Along the sides of these galleries were innumerable niches and recesses cut in the rock as places of deposit for corpses; they were probably all full, thousands of years ago. Here and there we found a solitary bone, which I gazed at with feelings of awe as the relic of an ancient generation. The place appeared to me like a great subterranean city whose inhabitants had all deserted it. The age of it is unknown; not even tradition can tell it. It was used as a hiding-place by the early Christians during times of persecution, and must have been found admirably suited to that purpose: thousands and thousands of people might conceal themselves beyond all search in its immense extent of winding and perplexing avenues, which run into one another, and would lead any one astray who was not perfectly familiar with all their turnings and windings.

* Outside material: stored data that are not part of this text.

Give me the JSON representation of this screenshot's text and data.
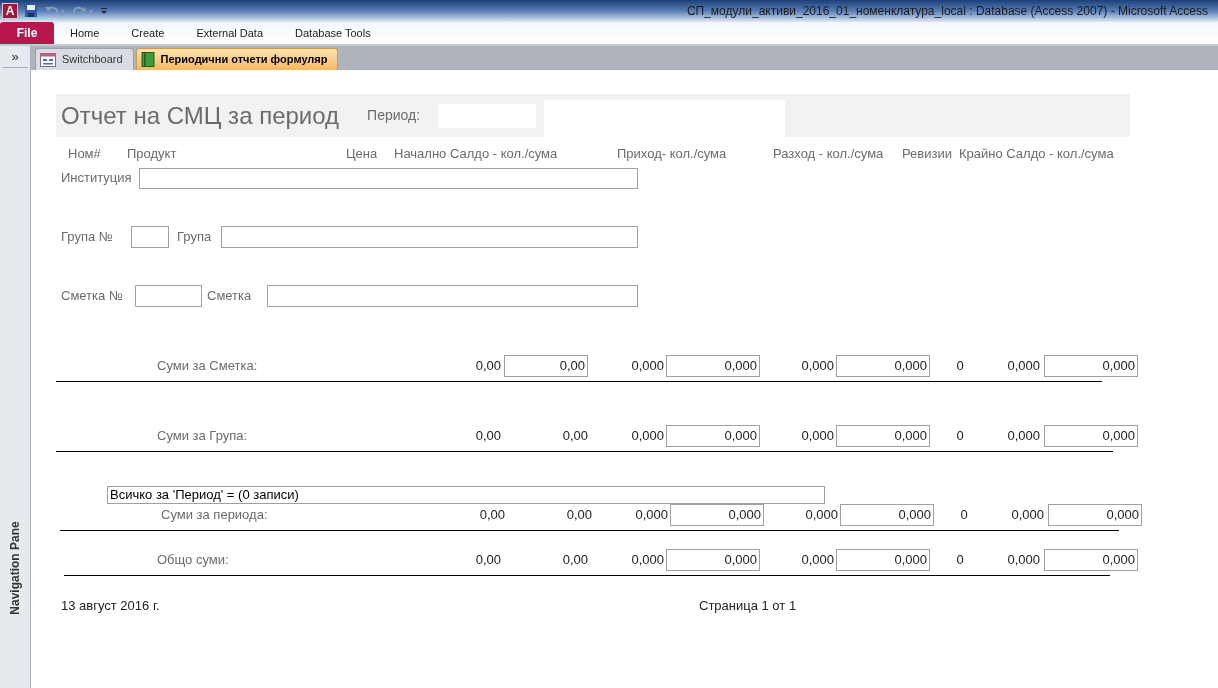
{
  "title_bar": {
    "app_icon": "A",
    "title": "СП_модули_активи_2016_01_номенклатура_local : Database (Access 2007)  -  Microsoft Access"
  },
  "ribbon": {
    "tabs": [
      {
        "label": "File",
        "kind": "file"
      },
      {
        "label": "Home",
        "kind": "tab"
      },
      {
        "label": "Create",
        "kind": "tab"
      },
      {
        "label": "External Data",
        "kind": "tab"
      },
      {
        "label": "Database Tools",
        "kind": "tab"
      }
    ]
  },
  "navigation_pane": {
    "toggle": "»",
    "label": "Navigation Pane"
  },
  "document_tabs": [
    {
      "label": "Switchboard",
      "kind": "form",
      "selected": false
    },
    {
      "label": "Периодични отчети формуляр",
      "kind": "report",
      "selected": true
    }
  ],
  "report": {
    "title": "Отчет на СМЦ за период",
    "period_label": "Период:",
    "column_headers": [
      "Ном#",
      "Продукт",
      "Цена",
      "Начално Салдо - кол./сума",
      "Приход- кол./сума",
      "Разход - кол./сума",
      "Ревизии",
      "Крайно Салдо - кол./сума"
    ],
    "institution_label": "Институция",
    "group_no_label": "Група №",
    "group_label": "Група",
    "account_no_label": "Сметка №",
    "account_label": "Сметка",
    "sum_rows": [
      {
        "label": "Суми за Сметка:",
        "cells": [
          {
            "value": "0,00",
            "boxed": false
          },
          {
            "value": "0,00",
            "boxed": true
          },
          {
            "value": "0,000",
            "boxed": false
          },
          {
            "value": "0,000",
            "boxed": true
          },
          {
            "value": "0,000",
            "boxed": false
          },
          {
            "value": "0,000",
            "boxed": true
          },
          {
            "value": "0",
            "boxed": false
          },
          {
            "value": "0,000",
            "boxed": false
          },
          {
            "value": "0,000",
            "boxed": true
          }
        ]
      },
      {
        "label": "Суми за Група:",
        "cells": [
          {
            "value": "0,00",
            "boxed": false
          },
          {
            "value": "0,00",
            "boxed": false
          },
          {
            "value": "0,000",
            "boxed": false
          },
          {
            "value": "0,000",
            "boxed": true
          },
          {
            "value": "0,000",
            "boxed": false
          },
          {
            "value": "0,000",
            "boxed": true
          },
          {
            "value": "0",
            "boxed": false
          },
          {
            "value": "0,000",
            "boxed": false
          },
          {
            "value": "0,000",
            "boxed": true
          }
        ]
      },
      {
        "label": "Суми за периода:",
        "cells": [
          {
            "value": "0,00",
            "boxed": false
          },
          {
            "value": "0,00",
            "boxed": false
          },
          {
            "value": "0,000",
            "boxed": false
          },
          {
            "value": "0,000",
            "boxed": true
          },
          {
            "value": "0,000",
            "boxed": false
          },
          {
            "value": "0,000",
            "boxed": true
          },
          {
            "value": "0",
            "boxed": false
          },
          {
            "value": "0,000",
            "boxed": false
          },
          {
            "value": "0,000",
            "boxed": true
          }
        ]
      },
      {
        "label": "Общо суми:",
        "cells": [
          {
            "value": "0,00",
            "boxed": false
          },
          {
            "value": "0,00",
            "boxed": false
          },
          {
            "value": "0,000",
            "boxed": false
          },
          {
            "value": "0,000",
            "boxed": true
          },
          {
            "value": "0,000",
            "boxed": false
          },
          {
            "value": "0,000",
            "boxed": true
          },
          {
            "value": "0",
            "boxed": false
          },
          {
            "value": "0,000",
            "boxed": false
          },
          {
            "value": "0,000",
            "boxed": true
          }
        ]
      }
    ],
    "period_total": "Всичко за 'Период' =  (0 записи)",
    "footer": {
      "date": "13 август 2016 г.",
      "page": "Страница 1 от 1"
    }
  }
}
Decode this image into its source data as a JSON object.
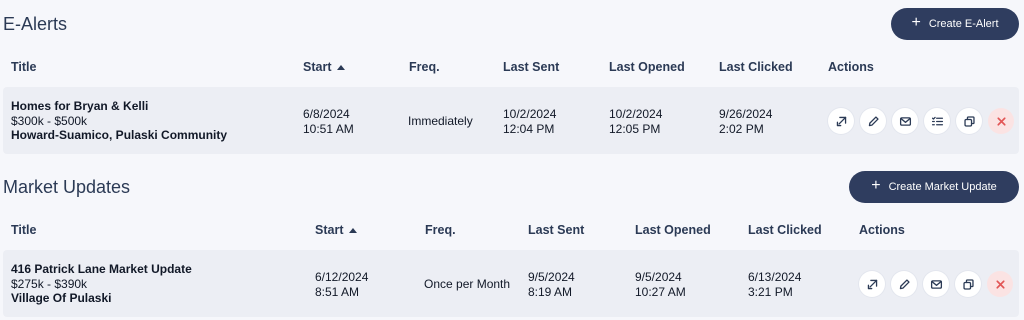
{
  "ealerts": {
    "title": "E-Alerts",
    "create_label": "Create E-Alert",
    "columns": {
      "title": "Title",
      "start": "Start",
      "freq": "Freq.",
      "last_sent": "Last Sent",
      "last_opened": "Last Opened",
      "last_clicked": "Last Clicked",
      "actions": "Actions"
    },
    "row": {
      "name": "Homes for Bryan & Kelli",
      "price": "$300k - $500k",
      "area": "Howard-Suamico, Pulaski Community",
      "start_date": "6/8/2024",
      "start_time": "10:51 AM",
      "freq": "Immediately",
      "sent_date": "10/2/2024",
      "sent_time": "12:04 PM",
      "opened_date": "10/2/2024",
      "opened_time": "12:05 PM",
      "clicked_date": "9/26/2024",
      "clicked_time": "2:02 PM"
    }
  },
  "market": {
    "title": "Market Updates",
    "create_label": "Create Market Update",
    "columns": {
      "title": "Title",
      "start": "Start",
      "freq": "Freq.",
      "last_sent": "Last Sent",
      "last_opened": "Last Opened",
      "last_clicked": "Last Clicked",
      "actions": "Actions"
    },
    "row": {
      "name": "416 Patrick Lane Market Update",
      "price": "$275k - $390k",
      "area": "Village Of Pulaski",
      "start_date": "6/12/2024",
      "start_time": "8:51 AM",
      "freq": "Once per Month",
      "sent_date": "9/5/2024",
      "sent_time": "8:19 AM",
      "opened_date": "9/5/2024",
      "opened_time": "10:27 AM",
      "clicked_date": "6/13/2024",
      "clicked_time": "3:21 PM"
    }
  },
  "icons": {
    "plus": "plus-icon",
    "share": "share-arrow-icon",
    "edit": "pencil-icon",
    "email": "envelope-icon",
    "checklist": "checklist-icon",
    "duplicate": "copy-icon",
    "delete": "close-icon",
    "sort": "sort-ascending-icon"
  },
  "colors": {
    "button_bg": "#2f3d5f",
    "row_bg": "#eceef4",
    "delete": "#e25555",
    "page_bg": "#f6f7fb"
  }
}
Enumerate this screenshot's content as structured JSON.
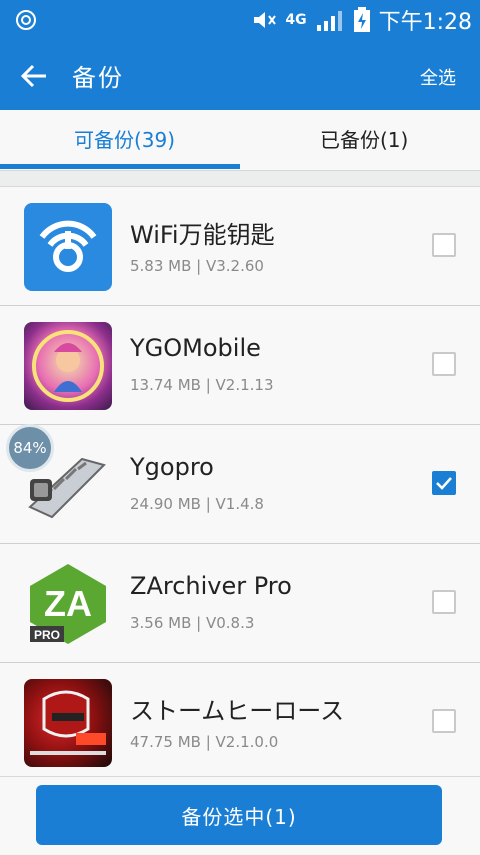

In one of the large halls we found two ancient hand-mills for corn and oil, which had been used by the inhabitants of this dark abode. Every passage and room is full of secret nooks and openings, into which the inmates might creep for safety in case of surprise. Great numbers of names and inscriptions are cut in all parts of the rock; and the sides and ceiling of the narrow galleries are blackened with the smoke of torches. Strange and overpowering were the sensations that came upon me as I followed my guide through these drear avenues and halls of death. In spite of my confidence in him, it was impossible not to feel an apprehension of being lost among the innumerable turnings and windings of this dark labyrinth. Now and then we would stop and contemplate the striking effect of our flickering torches, which threw red gleams of light along the walls, and seemed to show us indistinct forms flitting hither and thither amid the darkness beyond.

We stood still, held our breath, and marked the drear silence that reigned around, where the sound of a footstep or a whisper struck the ear like an unhallowed intrusion breaking the still repose of the ancient dead. Then we shouted and listened to the hollow echoes that rumbled through the rocky mansion, and died away in the distance, among miles of long galleries and reverberating caverns. No scene could be more impressive—I almost expected the dead inmates of this gloomy abode to start up before my face, and greet me with the accents of three thousand years ago. We traversed one long passage after another, but the labyrinth appeared to be endless. The excavations are said to be fifteen miles in extent; they may be twice as long for aught I know: the only wonder is that any man ever undertook to measure them. After all I have said, the reader will have no adequate conception of these wonderful abodes: he must go to the spot to know what they really are.

I never knew the light of day so cheerful, delicious, and exhilarating as when I got out of this dark place, into the open air; it seemed like passing from death to life. The little monk was very thankful for a ninepence which I gave him for his trouble in showing me through the catacombs.

Going along one of the streets of the town, I saw a statue of St. Paul, shaking the viper from his hand. This is believed to be the spot where the house stood in which he lodged while in the island. There is a bay on the southwestern shore, where, according to tradition, he was shipwrecked. This I determined to visit, and hired a stout boy, whom I found in the street, to show me the way. We travelled over a road on the bare rock, very rough, and which grew rougher every mile. The country was pretty much like what I have mentioned, parcelled out into little square inclosures, with low cabins in the sides of the walls, looking like dog-kennels, but designed as lodging-places for the men who guard the fields by night. By-and-by the road began to descend, and I soon found we were close to the sea. I was obliged to clamber down the ragged rocks, but my companion jumped from cliff to cliff like a goat. We soon reached the margin of the bay, and he conducted me to a bold projection in the rocky shore, which tradition has marked out as the precise spot where the ship which was bearing St. Paul to Rome, struck the land, as related in the twenty-seventh chapter of the Acts of the Apostles.

I walked out to the extremity of the point, against which the sea was dashing, and sat down upon the rock to enjoy the feelings excited by the history of this interesting place. I gazed for some time upon the wild scene around me, and called up in imagination the shadows of the beings who, 1800 years ago, had figured in these events. Here stood the shipwrecked apostle and beheld the same wild and rugged prospect that strikes the eye at the present moment, for hardly a single point in the landscape appears to have undergone any change since his time. There is a chapel on the shore a few yards from the water, and two or three castles on the eminences around; these are all the buildings in sight. Three or four ragged boys were picking up shells on the beach, but no other living creature was to be seen. I saw the sun sink into the ocean, and was obliged to hasten my return, lest the city gates should be closed.

(To be continued.)


Wit.—Some one observed to a wag on one occasion, that his coat seemed to have been made too short; to which he replied, that “it would be long enough before he got another.”